Paraguay headed to the polls on Sunday, with voters set to elect a new Congress and a new president in one of the fastest-growing economies in South America.
Voting stations opened at 7 am with the Electoral Tribunal expected to publish preliminary results on its website as early as 5 pm. About 4.2 million Paraguayans are registered to vote with almost a third of them under the age of 30.
In the race for the presidency, Mario Abdo Benitez, a 46-year old former senator from the ruling, conservative Colorado Party is up against former public works minister Efrain Alegre, who’s backed by an unlikely coalition of opposition conservatives and leftists. Recent polls give Abdo Benitez, whose father was the personal secretary of dictator Alfredo Stroessner, a hefty lead over Alegre, who lost to businessman Horacio Cartes in 2013. The candidate who receives a simple majority of votes wins and will take office on August 15.
Paraguay enjoyed a rare period of sustained growth during Cartes’ five-year term, with the economy averaging growth of 6 percent a year between 2013 and 2017.
However, an economic boom fueled largely by soy and beef exports hasn’t erased many of the country’s dismal social indicators. More than a quarter of the population remains below the poverty line and about a third of 15 to 19 year olds don’t receive any formal schooling.
Bondholders have certainly benefited from the landlocked country’s impressive GDP numbers and reasonably solid public finances.

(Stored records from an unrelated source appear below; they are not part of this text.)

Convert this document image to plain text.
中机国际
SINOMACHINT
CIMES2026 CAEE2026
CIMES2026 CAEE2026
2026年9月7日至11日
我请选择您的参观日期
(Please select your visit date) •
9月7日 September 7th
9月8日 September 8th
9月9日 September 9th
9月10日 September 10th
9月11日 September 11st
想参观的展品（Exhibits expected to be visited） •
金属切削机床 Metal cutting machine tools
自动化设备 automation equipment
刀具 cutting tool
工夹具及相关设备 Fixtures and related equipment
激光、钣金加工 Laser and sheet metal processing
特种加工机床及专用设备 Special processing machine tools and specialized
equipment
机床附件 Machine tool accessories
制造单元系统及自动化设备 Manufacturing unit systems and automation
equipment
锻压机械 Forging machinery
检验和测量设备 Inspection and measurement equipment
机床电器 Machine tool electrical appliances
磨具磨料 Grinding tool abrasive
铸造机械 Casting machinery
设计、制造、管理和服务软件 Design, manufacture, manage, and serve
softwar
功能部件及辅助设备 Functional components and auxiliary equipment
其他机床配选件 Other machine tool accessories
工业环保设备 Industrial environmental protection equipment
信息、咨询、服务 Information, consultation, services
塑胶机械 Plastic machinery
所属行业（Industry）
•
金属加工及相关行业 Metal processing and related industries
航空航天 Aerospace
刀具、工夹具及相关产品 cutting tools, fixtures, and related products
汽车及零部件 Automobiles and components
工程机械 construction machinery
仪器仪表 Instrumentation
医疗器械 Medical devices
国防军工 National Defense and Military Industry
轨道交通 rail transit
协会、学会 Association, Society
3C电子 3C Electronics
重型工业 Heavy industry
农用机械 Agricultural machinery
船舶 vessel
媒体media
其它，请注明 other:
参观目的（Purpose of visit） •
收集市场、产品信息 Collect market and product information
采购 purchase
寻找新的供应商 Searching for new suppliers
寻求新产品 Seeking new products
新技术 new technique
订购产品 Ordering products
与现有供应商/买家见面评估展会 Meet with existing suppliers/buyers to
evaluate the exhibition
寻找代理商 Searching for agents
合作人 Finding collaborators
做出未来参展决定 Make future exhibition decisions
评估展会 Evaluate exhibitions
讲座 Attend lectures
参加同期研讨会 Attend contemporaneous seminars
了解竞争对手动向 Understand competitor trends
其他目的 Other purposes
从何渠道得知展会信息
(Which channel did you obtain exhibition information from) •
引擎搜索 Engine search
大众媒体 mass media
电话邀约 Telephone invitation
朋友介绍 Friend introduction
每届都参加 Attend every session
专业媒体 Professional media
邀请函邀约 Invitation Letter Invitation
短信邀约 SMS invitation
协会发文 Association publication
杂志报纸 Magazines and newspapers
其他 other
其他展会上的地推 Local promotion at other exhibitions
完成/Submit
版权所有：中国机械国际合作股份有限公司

As of last week, Paraguay’s US dollar debt returned 42 percent since Cartes took office in August 2013, compared with average emerging market gains of 31 percent in that
period, according to data compiled
by Bloomberg.
Bond markets are pricing in an Abdo Benitez presidency and continuity in macroeconomic policies, said Juan Manuel Pazos, chief macro and sovereign debt strategist at Buenos Aires-based brokerage house Puente. Paraguayan bonds would likely suffer a correction in Alegre pulls off an upset victory, he said.
“I would expect it to be short lived and a buying opportunity,” said Pazo, who has an overweight recommendation on Paraguay’s 2026 and 2027 global bonds.
“An Alegre administration probably wouldn’t see too much incentive to significantly deviate from the prudential fiscal path of the last
few years.”
Paraguayans cast their votes on Sunday for all members of the Senate and Lower House of Congress as well as the country’s 17 governorships.